Jitin Chawla, career counsellor and global education consultant, explained what factors a student should consider while picking universities.

“As a rule of thumb, we advise students to pick anywhere near seven to eight foreign universities to apply to based on several deeply researched factors like courses offered, visa, location, tuition cost, eligibility criteria, financing and more. The interest to pursue education in foreign universities is increasing among students and many locations like the Netherlands and Japan are up-and-coming destinations for higher education,” he said.

While choosing the programme or university, it is suggested to focus on your personal goals and career paths instead of giving in to the hype of certain courses, and colleges.

Anjana Singh, Regional Head South Asia, University of East Anglia, UK, explained, “Take your time to make a well-informed decision, and don’t rush the process. I would recommend the students to conduct extensive research, apply early, plan your finances and be in touch with your career advisors or university representatives in India. This is a very critical aspect for every student looking to move abroad for higher rducation, however, making the right choice amidst the hype can be challenging and overwhelming.”

Global university rankings: How reliable?
More often than not, university rankings are the starting point for aspiring students while researching where to pursue their higher education. Experts say that while these rankings might give your research a boost in the beginning, it is always better to conduct your research instead of relying solely on the rankings.

“International accreditations such as the Association to Advance Collegiate Schools of Business (AACSB), the EFMD Quality Improvement System (EQUIS) and the Association of MBAs (AMBA) include in-depth assessments of both what is taught and how it will impact your graduate outcomes, so they are an indicator of the overall quality and value of the institution and their degrees. Finally, a university’s commitment to developing your employability goes beyond CV clinics and career support,” opined Professor Ken Lee, Loughborough Business School, UK.

Experts say that these global university rankings often look over the major factor that international students should consider, which is, employability. Hence, it is suggested that you research the curriculum to see if it aligns with your interest and reach out to the university’s alumni for feedback.

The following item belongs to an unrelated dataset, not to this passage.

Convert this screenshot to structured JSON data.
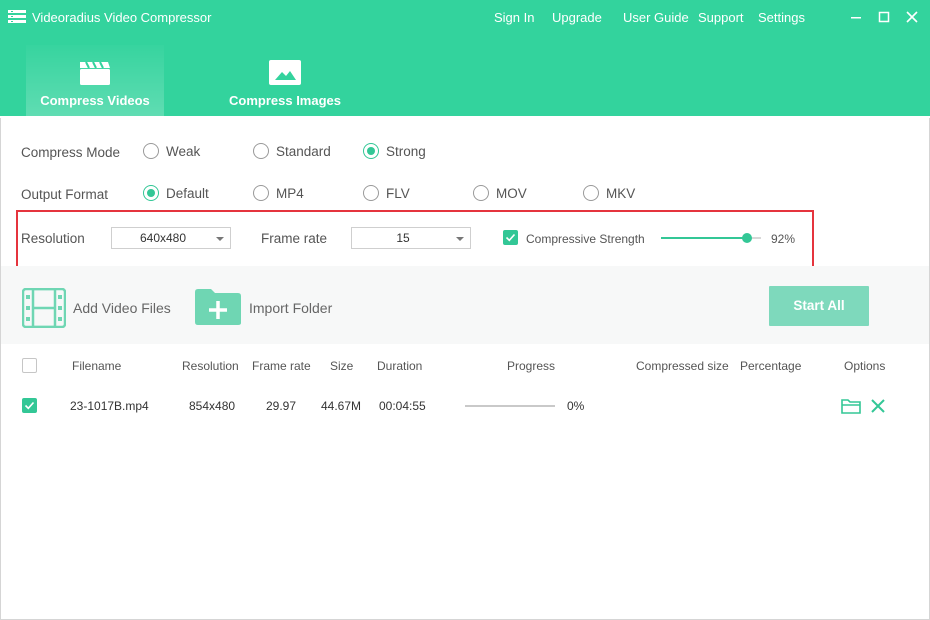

“While assessing the ranking of any university a lot of the time, the factors that are considered are quantity and quality of research publications being produced, availability of master’s and PhD programmes and others. For a student who wants to pursue a UG or PG degree, the focus should be on employability, student experience and industry exposure that the university offers,” explained UpGrad’s Ankur Dhawan.

Hear it from the students
Alumni and Indian students currently pursuing education in foreign universities also spoke about their experience with the process of picking out the university, course and country which was the right fit for them.

Violina Kalita, a student of MSc International Business at Loughborough Business School, UK, shared her experience. “In my decision to study abroad, my primary objective was to develop my employability. I chose to study MSc as it is aligned with these exacting prerequisites. The UK’s economic stability and job market were important factors for me choosing to study here. The overall student experience is also something worth researching. For me, this included having a single-site campus with great career support and networking opportunities.”

Students also added that to make a more informed decision, it is better to not overlook factors like student support, extracurricular activities, potential part-time work opportunities, quality of living, and more.

“One should also investigate the support services available for international students. Universities vary in the extent of support they provide, from orientation programmes to academic counselling. It is better to evaluate the accessibility of these services to guarantee a seamless transition into your new academic environment,” said Vatsal Chandra, an alumnus from the University of Essex, UK.

Vatsal added that investigating factors like the university’s faculty, global standing, alumni network, and research opportunities is crucial.